Эдвард Коттерстоук, повернувшись спиной к сестре, хмуро взглянул на меня и сказал сухим хриплым голосом:
— Ну, мастер законник, покончим с этим? Ради этого я ушел с работы в ратуше — это нонсенс.
Изабель сердито уставилась ему в спину, но ничего не сказала.
Эксперты подошли к стене и стали рассматривать ее с профессиональным интересом. Вошел слуга Воуэлл и назойливо встал у двери, с несчастным видом глядя куда-то между братом и сестрой. И меня вдруг озарила мысль, что он, наверное, знает историю их семьи как никто другой.

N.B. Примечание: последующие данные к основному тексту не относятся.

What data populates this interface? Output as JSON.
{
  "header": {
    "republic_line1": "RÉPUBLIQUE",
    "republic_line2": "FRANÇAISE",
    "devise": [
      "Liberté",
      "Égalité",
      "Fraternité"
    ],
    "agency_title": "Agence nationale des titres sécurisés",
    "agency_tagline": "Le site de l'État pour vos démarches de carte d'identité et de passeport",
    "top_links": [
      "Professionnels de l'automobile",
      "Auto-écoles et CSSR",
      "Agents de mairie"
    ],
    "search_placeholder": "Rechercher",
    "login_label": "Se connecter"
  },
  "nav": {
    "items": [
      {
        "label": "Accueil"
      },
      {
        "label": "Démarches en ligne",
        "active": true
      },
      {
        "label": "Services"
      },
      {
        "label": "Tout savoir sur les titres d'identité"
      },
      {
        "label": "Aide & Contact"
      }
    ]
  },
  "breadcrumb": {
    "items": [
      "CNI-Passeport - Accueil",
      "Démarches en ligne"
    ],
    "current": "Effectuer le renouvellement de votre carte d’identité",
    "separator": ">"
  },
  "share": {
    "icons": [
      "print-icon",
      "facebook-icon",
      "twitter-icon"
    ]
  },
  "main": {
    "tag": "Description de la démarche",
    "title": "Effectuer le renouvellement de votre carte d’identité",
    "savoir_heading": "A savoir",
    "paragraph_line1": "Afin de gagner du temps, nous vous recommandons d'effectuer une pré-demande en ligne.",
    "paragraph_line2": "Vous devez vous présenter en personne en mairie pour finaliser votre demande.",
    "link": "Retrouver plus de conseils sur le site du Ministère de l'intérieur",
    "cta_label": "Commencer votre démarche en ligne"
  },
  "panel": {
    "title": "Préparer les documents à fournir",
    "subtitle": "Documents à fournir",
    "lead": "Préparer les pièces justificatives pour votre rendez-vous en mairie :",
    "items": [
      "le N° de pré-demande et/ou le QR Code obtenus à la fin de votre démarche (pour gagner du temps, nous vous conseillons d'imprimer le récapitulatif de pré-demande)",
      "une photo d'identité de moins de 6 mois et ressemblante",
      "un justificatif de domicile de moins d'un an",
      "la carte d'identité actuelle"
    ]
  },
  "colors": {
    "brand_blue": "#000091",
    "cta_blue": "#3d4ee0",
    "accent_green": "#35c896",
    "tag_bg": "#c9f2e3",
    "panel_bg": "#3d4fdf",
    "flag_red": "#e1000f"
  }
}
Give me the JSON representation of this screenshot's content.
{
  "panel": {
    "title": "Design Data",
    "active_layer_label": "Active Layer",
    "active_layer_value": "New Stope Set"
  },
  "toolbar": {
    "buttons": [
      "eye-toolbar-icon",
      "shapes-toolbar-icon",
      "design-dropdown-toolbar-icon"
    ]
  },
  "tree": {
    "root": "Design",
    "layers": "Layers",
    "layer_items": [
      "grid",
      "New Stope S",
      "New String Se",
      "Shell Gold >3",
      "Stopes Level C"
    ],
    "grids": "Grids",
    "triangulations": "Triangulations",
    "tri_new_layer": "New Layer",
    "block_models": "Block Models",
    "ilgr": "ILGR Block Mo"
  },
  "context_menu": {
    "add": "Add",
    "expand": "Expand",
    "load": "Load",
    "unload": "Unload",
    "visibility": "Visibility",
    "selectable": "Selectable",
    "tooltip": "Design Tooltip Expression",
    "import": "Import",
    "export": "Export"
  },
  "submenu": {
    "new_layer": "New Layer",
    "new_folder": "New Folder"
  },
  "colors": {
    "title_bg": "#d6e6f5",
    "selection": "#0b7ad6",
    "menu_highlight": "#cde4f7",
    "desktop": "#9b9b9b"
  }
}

Два архитектора осторожно проводили руками по росписи на прилегающих стенах и тихо о чем-то говорили. Один раз они согласно закивали, и это встревожило как Эдварда, так и Изабель. Потом Адам, опустившийся на колени, чтобы исследовать пол, встал и, отряхнув рейтузы, спросил:
— Можно нам осмотреть соседнюю комнату?
Мы с Коулсвином переглянулись и кивнули. Два архитектора вышли, и их голоса еле слышно раздались в соседнем помещении. В гостиной же царило молчание. Дети покойной хозяйки дома так и стояли, отвернувшись друг от друга. Эдвард теперь с грустью в глазах смотрел на стенную роспись.